I vow I will save everyone in your stead.
I vow I will leave no one behind.
I vow I will become the hero this world deserves.
I vow, thus, as I vow, I accept the price.
I am the one who is guilty, I am the sinner,
I am the snake that gifted the apple to Eve,
I am the dragon that chews the roots of the tree.

I am—


I am sorry, so please...please, open your eyes!

Wake up! My command is absolute—please, sister, wake up!


Shiro gasped for air, sand clinging to her face as a figure clutched the back of her head arms engulfing her tightly. The man was sobbing like a child, crying out her name with a profound sadness that she could feel in the air.

"Shiro—" he cried, his fingers digging in her hair covered by cloth, "Shiro! Please...please wake up."

"B-Brother?" she managed to croak out, "What...what are you doing...here?"

"Shiro!" he yelled, loud enough that she winced from it. "You're...you're alive! It worked!" he began to giggle madly, holding and rocking her back and forth in his arms. "It worked..." he whispered, "It worked." He pressed the side of his face against hers.

She winced from the pain she felt against her chest. There were holes in her clothes. Holes from gunfire she hadn't avoided. Holes from gunfire that had managed to pierce through her reinforced vestments, perhaps because a Magus had reinforced the bullets in turn? Had...had her brother shot her by mistake? Yet there were no holes. So the bullets must have bounced off, or maybe they had lost against her Kevlar vest.
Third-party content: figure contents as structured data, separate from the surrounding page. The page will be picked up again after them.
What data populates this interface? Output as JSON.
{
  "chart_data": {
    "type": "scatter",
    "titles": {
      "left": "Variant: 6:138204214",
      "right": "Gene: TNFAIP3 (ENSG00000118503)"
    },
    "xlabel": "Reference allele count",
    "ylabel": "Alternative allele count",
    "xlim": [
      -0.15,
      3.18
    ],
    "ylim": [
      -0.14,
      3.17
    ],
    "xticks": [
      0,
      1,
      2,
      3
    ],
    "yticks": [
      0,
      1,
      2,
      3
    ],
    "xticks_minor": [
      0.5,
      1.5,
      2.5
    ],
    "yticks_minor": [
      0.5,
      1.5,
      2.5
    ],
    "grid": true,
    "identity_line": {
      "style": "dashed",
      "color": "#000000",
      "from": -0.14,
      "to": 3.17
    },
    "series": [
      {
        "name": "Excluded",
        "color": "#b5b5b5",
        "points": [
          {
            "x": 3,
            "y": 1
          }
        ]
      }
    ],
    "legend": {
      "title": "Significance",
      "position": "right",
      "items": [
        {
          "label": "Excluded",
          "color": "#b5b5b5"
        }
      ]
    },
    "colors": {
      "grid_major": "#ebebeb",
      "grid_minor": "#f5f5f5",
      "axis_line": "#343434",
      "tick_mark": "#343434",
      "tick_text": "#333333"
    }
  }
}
"Brother..." she whispered. "Weren't...weren't you supposed to be in Europe?"

"And you..." he stammered out, "Weren't you supposed to be in America!?"

She swallowed and then narrowed her eyes, "W-Well! D-Don't change the argument! I asked first!"

"I'm your older brother! I have precedence!" he snapped back, a smile blossoming on his face as he kept the hug tight around her. The sandstorm began to die down, the buildings broken by war slowly emerging through the thick sand. "I could have killed you, Shiro! I...I could have killed you," he whispered next, his forehead hitting hers gently and resting there, his fingers on the back of her head to hold her there. "What do you think I'd have done if that happened, uh?"

"Brother..." Shiro whispered in turn, before pulling herself free and widening her eyes as she realized there was an arrow, one of hers, sticking out from his sides. "Brother! That's—"

"Oh, this?" he chuckled as he dismissed the issue, "You're a good shot, Shiro, but you missed all of my vital spots," he laughed as he said that, before wheezing. "My powerful ribs stopped your arrow," he breathed in slowly, trying to smile. "Nothing to worry about."

"Y-You could have died!" Shiro snapped back at him, making him wince in turn. "You stupid brother! I could have killed you! What do you think I'd have done then, uh!? You're impossible! You have no right to be angry at me! I'm the one who should be angry at you!"

They both looked at one another, and then, abruptly, they broke out in laughter.

Sometimes, though the world is cruel, vicious and uncaring, when a lonely human proves to be far worse...then the Counter-Force intervenes.

Though normally it intervenes by killing the human, if such a death would bring about more death, than another solution is found and applied.

And those solutions, where rather than death, life happens...

Those are the things called miracles.

For though the world is a dark and scary place...

...it knows better than to anger a sleeping dragon.

AN: Bah, you youngsters came breaking into mah crypt, mah skellies and hanging around my dusty ghosts...so I give you another 'Carnival Phantasm'-like episode.